Can anyone point me in the right direction for replacing the given BBC icon in a programme? I have done...

SYS "LoadIconA",@hwnd%,@dir$+"LAN_title.ico" TO ret%

but it obviously takes more than that. I got lost on MSDN rather quickly, and Win-API Viewer did not offer any likely (to me!) suggestions. I had no luck on wiki either.

Thanks,
--Grahame
Re: Assigning user icon to title and task bar
Post by 19Grumpah42 on Nov 3rd, 2009, 9:22pm

I think I have got part way there by reading last what I should have read first: the BB4W Help on API calls.
I've got as far as putting the icon in the system tray, but I really want to replace the BBC icon in the title bar. How would I do that?
--Grahame
Re: Assigning user icon to title and task bar
Post by admin on Nov 3rd, 2009, 9:39pm

Quote:
I've got as far as putting the icon in the system tray, but I really want to replace the BBC icon in the title bar.

Replacing both is simply a case of selecting (or browsing for) the icon in the Compile dialogue, or adding a REM!Icon compiler directive:

http://www.bbcbasic.co.uk/bbcwin/manual/bbcwin1.html#executable

Don't attempt to change the icon when running under the IDE - it's BB4W's icon not your program's icon so please leave it alone! To give your program its own icon (and benefit from other Windows features like automatically remembering the folder last opened in a 'file selector') you must compile it. The intention is that you should only run your program under the IDE whilst it is being developed and debugged.

Richard.
Re: Assigning user icon to title and task bar
Post by 19Grumpah42 on Nov 3rd, 2009, 10:31pm

That's perfect, Richard, thanks very much.

Incidentally, I have been using an icon editor called "Greenfish" which insists that the standard size for Win-XP icons is 20x20 for the window, 24x24 for the toolbar, but that is simply not true. They have to be sourced at 16x16 or they look nasty.

--Grahame
Re: Assigning user icon to title and task bar
Post by admin on Nov 4th, 2009, 08:42am

Quote:
"Greenfish" which insists that the standard size for Win-XP icons is 20x20 for the window, 24x24 for the toolbar, but that is simply not true

There's not really any such thing as a 'standard' size, because it depends on the version of Windows, the selected Theme, the DPI setting etc. etc. That's why, for best results, you have to provide a set of icon images at different sizes (since icons don't scale well).

You can find some of the sizes relevant to your particular system configuration using SYS "GetSystemMetrics" with the SM_CXICON, SM_CYICON, SM_CXSMICON and SM_CYSMICON parameters.

On my XP PC the main icon sizes are:

small: 16x16 (e.g. used for titlebar/taskbar)
medium: 32x32 (e.g. used for desktop shortcuts)
large: 48x48 (e.g. used for explorer's tile view)

You should generally provide these sizes as a minimum, plus 256x256 (compressed) for best results on Vista.

Richard.
Re: Assigning user icon to title and task bar
Post by 19Grumpah42 on Nov 5th, 2009, 02:53am

Thanks Richard, just the information I needed.

I really missed that early borrowed icon for your magglass.exe programme, though I understand your reasons for not borrowing it for too long.
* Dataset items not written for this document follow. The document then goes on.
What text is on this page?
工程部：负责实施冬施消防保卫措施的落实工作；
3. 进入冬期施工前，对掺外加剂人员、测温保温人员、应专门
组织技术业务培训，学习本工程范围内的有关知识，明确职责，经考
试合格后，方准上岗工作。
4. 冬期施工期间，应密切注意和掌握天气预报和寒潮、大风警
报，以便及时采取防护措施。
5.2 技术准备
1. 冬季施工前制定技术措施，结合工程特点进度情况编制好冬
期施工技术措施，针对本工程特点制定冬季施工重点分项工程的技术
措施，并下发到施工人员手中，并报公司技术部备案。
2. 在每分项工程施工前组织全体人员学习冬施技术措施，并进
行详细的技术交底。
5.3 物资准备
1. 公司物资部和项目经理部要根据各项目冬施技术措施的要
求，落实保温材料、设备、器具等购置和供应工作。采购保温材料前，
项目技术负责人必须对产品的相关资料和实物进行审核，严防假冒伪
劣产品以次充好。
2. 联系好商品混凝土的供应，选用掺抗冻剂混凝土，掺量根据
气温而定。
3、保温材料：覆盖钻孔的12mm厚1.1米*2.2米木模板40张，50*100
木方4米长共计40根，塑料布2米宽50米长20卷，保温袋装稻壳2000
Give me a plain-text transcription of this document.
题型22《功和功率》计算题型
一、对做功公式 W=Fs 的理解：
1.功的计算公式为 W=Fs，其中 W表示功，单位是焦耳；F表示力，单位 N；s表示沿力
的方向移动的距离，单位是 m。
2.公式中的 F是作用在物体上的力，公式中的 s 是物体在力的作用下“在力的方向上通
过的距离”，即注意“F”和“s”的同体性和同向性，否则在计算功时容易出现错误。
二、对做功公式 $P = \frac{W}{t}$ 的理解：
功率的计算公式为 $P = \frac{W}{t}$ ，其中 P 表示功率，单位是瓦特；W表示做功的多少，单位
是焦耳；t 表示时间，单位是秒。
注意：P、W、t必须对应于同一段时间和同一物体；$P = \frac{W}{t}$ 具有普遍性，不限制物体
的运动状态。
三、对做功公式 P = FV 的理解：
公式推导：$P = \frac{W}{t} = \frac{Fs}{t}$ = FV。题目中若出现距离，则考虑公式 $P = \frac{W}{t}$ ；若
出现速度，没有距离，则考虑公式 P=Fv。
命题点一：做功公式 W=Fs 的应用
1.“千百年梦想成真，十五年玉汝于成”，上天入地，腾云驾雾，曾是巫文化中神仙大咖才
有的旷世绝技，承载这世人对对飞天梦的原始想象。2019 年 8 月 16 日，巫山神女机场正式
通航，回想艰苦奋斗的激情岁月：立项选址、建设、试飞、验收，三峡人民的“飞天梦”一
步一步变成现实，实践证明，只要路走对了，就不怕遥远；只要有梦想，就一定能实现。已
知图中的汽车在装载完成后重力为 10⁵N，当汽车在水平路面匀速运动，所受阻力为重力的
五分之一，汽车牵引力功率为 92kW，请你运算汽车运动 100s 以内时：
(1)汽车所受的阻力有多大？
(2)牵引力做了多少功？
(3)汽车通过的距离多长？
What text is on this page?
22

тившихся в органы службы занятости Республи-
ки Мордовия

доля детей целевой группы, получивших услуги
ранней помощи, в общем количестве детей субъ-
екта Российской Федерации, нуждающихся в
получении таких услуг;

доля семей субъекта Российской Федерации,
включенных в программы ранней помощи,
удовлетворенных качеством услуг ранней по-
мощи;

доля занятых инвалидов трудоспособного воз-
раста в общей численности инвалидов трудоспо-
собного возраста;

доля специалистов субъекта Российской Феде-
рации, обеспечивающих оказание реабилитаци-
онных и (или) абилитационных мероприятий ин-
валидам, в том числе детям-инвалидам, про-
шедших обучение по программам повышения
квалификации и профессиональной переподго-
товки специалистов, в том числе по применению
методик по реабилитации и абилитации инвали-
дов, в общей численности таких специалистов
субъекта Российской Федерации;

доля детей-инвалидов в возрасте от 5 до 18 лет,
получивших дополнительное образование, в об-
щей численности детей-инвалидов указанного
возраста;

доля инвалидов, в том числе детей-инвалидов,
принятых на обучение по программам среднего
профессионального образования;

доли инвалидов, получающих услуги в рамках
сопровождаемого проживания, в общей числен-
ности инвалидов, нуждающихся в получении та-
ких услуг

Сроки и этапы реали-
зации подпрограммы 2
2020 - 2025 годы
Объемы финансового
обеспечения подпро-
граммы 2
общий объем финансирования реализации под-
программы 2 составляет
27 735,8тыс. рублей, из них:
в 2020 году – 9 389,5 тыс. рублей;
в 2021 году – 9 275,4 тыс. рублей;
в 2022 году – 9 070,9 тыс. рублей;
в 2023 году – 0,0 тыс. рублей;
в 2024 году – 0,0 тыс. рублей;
I thought the least I could do was create a |free| one for you to use, so I have uploaded it to the http://tech.groups.yahoo.com/group/bb4w/files/WindowsAPI/ site as GEP_Mag-Icon.ico It was drawn at the four sizes you recommend and looks fine to me on desktop, icon tray, title bar and Explorer thumbnail, tile & icon. I don't have VISTA, but hopefully it would not do anything too bad to it.

It would certainly be a good help to me if you were to rebuild magglass with an active tray icon. I have successfully prototyped -- on a simple test-bed -- your original <rt-click> menu snippets for "&Hide" and "&Show", so hopefully they would work for magglass ( I can't know the answer to that). I find I want to get the glass off the screen quite often, and it is tedious to have to Close and re-Open the programme. A simple icon-tray control would be perfect.

--Grahame
Re: Assigning user icon to title and task bar
Post by admin on Nov 5th, 2009, 10:22am

Quote:
I really missed that early borrowed icon for your magglass.exe programme, though I understand your reasons for not borrowing it for too long.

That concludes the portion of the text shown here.